Normal, kendi halinde bir yapıya doğa sihirli bir dokunuşta bulunuyor ve ortaya tam bir görsel şölen çıkıyor. Begonviller adeta taş eve “Kanka merak etme, makyaj işi bende” demiş gibi.
Doğaya izin verdiğimizde ve doğanın bize sunduklarının kıymetini bildiğimizde, çevremizdeki her şey nasıl da güzelleşiyor, iyileşiyor…
***
Kimi takip etsek
Instagram’ın belki de en farklı hesaplarından biri Sarper Duman adlı hayvansevere ait.
Duman aslında bir müzisyen, piyanist.
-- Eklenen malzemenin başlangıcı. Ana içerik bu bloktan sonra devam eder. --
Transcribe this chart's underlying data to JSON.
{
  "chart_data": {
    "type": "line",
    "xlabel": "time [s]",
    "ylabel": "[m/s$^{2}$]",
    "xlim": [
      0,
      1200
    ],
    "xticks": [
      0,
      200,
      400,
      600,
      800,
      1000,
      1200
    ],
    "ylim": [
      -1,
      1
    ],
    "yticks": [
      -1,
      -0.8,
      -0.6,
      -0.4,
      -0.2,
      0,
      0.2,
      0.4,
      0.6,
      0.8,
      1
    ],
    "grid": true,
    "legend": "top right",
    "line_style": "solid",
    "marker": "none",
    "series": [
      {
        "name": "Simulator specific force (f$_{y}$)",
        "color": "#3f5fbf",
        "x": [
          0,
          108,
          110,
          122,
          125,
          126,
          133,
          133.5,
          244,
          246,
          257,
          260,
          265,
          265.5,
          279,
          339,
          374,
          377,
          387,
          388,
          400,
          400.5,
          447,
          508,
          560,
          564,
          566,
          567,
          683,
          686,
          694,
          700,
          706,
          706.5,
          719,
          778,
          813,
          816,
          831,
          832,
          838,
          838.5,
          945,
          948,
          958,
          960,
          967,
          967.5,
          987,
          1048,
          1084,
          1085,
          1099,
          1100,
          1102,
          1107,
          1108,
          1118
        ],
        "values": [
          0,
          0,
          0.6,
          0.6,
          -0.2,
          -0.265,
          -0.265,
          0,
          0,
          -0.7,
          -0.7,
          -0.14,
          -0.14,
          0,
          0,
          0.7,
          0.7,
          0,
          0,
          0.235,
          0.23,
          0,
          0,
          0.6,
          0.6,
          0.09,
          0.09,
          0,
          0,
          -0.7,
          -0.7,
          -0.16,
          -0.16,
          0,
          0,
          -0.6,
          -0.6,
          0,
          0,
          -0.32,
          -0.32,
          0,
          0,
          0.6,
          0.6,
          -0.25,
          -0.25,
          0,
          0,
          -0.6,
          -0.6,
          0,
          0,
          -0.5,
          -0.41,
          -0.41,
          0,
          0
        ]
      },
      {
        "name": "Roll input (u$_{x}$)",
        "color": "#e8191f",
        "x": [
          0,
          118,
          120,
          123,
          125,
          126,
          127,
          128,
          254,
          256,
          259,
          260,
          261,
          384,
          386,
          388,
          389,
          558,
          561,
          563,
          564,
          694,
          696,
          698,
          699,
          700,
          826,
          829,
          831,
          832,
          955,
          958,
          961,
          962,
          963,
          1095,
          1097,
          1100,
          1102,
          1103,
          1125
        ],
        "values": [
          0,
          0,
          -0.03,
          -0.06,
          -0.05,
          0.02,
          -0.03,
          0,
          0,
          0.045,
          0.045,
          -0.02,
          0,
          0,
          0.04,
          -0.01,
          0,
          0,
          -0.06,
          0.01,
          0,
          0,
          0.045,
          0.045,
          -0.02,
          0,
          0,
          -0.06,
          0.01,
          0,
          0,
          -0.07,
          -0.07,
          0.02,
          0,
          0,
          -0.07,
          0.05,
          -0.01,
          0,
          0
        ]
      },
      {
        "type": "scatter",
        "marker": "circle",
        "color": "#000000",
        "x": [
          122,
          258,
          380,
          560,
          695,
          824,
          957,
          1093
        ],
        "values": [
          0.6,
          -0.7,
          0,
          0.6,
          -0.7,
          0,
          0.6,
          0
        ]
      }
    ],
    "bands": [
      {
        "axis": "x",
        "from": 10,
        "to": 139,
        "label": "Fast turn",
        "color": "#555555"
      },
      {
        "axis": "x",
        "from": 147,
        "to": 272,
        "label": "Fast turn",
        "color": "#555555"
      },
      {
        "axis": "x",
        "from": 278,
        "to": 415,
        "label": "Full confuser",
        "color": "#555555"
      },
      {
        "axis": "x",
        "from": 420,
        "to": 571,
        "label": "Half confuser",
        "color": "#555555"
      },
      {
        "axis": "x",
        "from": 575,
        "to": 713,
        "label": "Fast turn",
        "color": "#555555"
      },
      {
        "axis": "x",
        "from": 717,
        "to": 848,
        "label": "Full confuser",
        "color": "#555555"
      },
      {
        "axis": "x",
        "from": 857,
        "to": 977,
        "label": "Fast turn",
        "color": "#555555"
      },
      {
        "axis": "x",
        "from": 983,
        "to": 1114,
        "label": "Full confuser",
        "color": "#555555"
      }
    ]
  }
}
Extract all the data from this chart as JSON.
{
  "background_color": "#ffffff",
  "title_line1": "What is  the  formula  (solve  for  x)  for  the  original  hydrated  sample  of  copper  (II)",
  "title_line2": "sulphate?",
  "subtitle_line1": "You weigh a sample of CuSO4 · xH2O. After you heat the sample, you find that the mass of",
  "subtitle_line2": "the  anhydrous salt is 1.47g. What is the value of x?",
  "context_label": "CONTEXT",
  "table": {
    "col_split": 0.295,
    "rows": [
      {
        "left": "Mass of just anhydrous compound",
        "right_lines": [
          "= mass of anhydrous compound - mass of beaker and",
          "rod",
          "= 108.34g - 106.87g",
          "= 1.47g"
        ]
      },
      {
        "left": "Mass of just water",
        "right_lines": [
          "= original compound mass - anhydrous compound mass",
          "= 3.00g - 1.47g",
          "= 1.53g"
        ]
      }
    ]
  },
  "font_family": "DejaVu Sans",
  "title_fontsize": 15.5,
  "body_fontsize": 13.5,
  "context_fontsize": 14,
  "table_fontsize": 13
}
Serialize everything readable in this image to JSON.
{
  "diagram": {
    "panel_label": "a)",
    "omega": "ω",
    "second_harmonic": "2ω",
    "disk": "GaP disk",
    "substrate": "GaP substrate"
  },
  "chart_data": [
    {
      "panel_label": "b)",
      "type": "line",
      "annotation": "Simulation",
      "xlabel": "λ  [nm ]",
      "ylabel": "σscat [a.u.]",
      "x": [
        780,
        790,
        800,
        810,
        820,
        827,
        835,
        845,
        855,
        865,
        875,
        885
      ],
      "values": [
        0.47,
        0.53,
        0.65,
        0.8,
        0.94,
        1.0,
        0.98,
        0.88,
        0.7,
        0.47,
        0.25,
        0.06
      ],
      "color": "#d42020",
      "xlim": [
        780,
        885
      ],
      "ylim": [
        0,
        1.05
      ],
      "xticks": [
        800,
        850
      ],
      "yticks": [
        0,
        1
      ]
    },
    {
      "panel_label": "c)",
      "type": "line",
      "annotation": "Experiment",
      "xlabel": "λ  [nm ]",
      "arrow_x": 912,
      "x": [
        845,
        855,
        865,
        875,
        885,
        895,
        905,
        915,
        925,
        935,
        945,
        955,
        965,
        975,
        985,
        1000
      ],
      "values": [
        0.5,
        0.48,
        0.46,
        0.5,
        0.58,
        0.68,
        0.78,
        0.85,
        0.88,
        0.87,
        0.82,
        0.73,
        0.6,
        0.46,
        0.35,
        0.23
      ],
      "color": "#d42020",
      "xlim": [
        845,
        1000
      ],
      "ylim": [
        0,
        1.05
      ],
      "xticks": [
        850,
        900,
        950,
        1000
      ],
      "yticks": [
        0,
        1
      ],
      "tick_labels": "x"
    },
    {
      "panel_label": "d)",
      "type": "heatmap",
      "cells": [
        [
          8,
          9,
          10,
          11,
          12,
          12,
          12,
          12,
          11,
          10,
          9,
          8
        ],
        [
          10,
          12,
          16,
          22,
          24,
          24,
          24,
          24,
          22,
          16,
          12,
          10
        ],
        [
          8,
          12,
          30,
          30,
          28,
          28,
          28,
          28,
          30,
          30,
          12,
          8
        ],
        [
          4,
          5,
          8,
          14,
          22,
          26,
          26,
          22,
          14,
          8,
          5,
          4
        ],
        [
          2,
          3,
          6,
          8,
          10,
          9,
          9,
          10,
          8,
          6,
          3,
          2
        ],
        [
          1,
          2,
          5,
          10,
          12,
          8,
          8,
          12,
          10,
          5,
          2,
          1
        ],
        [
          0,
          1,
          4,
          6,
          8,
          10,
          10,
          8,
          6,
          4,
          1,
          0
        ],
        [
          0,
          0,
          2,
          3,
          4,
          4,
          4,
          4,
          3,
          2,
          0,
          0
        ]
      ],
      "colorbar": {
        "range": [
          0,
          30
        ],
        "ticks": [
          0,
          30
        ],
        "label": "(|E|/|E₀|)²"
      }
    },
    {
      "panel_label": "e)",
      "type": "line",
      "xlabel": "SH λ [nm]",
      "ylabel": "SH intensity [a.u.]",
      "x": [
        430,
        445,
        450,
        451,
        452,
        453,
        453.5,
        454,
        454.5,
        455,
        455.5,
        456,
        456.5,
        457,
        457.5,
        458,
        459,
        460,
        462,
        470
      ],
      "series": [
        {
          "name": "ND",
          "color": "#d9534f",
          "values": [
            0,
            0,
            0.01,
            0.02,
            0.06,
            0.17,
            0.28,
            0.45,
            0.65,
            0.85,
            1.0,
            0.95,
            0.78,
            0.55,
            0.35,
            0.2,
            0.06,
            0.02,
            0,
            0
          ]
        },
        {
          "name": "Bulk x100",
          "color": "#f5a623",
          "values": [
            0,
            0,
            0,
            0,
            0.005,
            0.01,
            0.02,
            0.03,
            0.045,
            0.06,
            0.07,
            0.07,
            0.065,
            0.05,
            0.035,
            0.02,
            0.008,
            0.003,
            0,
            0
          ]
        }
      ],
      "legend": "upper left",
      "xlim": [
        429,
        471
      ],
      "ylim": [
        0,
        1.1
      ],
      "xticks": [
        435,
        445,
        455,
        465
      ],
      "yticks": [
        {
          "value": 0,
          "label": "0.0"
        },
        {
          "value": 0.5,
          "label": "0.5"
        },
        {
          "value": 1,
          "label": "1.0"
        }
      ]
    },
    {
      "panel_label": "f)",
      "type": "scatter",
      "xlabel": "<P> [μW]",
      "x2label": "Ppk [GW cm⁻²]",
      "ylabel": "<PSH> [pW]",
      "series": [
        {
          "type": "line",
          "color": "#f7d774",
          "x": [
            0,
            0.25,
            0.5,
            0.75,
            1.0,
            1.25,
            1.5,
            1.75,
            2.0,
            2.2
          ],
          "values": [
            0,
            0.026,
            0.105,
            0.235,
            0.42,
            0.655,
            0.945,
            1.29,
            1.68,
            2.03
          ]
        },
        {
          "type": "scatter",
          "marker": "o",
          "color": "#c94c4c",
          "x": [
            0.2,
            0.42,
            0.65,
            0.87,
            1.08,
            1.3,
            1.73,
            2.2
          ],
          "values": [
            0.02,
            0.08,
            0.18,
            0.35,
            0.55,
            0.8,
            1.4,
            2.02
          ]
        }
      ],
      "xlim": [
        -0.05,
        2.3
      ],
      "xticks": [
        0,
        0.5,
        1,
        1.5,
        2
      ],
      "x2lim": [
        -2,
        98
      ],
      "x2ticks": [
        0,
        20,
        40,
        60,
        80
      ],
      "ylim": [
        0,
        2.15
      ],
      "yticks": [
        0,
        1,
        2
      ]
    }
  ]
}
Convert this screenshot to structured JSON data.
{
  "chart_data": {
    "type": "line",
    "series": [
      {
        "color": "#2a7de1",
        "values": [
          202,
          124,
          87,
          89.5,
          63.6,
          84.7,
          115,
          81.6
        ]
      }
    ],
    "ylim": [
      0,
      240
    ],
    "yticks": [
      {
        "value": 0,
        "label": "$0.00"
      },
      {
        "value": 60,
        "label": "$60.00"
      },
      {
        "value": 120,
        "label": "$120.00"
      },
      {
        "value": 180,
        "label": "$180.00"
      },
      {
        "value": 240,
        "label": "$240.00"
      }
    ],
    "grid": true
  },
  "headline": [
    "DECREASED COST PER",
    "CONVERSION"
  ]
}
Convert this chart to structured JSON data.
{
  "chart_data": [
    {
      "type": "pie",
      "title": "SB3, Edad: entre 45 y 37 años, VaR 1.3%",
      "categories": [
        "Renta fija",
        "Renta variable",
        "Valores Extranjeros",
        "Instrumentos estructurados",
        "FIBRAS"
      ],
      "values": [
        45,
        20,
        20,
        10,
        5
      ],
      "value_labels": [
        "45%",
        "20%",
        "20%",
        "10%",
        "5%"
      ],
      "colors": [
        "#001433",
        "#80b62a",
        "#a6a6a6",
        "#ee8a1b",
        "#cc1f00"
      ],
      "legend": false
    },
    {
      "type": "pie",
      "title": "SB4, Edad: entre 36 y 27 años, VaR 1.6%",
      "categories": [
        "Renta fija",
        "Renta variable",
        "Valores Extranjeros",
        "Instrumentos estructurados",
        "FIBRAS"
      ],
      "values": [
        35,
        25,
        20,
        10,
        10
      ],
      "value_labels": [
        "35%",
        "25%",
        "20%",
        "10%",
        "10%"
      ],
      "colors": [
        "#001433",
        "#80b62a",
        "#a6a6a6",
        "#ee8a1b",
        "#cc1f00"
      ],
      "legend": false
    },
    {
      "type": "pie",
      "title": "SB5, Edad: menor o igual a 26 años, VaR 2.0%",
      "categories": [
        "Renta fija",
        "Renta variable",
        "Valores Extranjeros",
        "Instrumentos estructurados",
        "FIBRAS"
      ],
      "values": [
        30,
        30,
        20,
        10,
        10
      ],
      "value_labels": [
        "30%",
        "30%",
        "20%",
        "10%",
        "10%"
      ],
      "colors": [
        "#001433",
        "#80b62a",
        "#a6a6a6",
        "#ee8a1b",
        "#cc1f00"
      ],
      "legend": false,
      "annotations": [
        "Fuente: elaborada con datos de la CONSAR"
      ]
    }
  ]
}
Piyano dersleri vererek geçimini kazanan ve kazancıyla kedileri tedavi ettirmeye çalışan bu koca yürekli adamın Instagram hesabı harika videolarla dolu.
Çoğu kedisi engelli olan Sarper Duman, kedilerine piyano çalarak onları sakinleştiriyor. Duman’ın ünü sınırları da aşmış durumda ve şu an için 1.1 milyon takipçisi var.
Sarper Duman’ın sokak kedilerinin bakım, besleme ve tedavileri için yaptığı çalışmalara birçok hayvansever de destek veriyor. Hem güzel piyano parçaları dinlemek hem de kedilerin müziğe olan inanılmaz aşkına tanıklık etmek isterseniz, Instagram ve Twitter’da SarperDuman adıyla takip edebilirsiniz.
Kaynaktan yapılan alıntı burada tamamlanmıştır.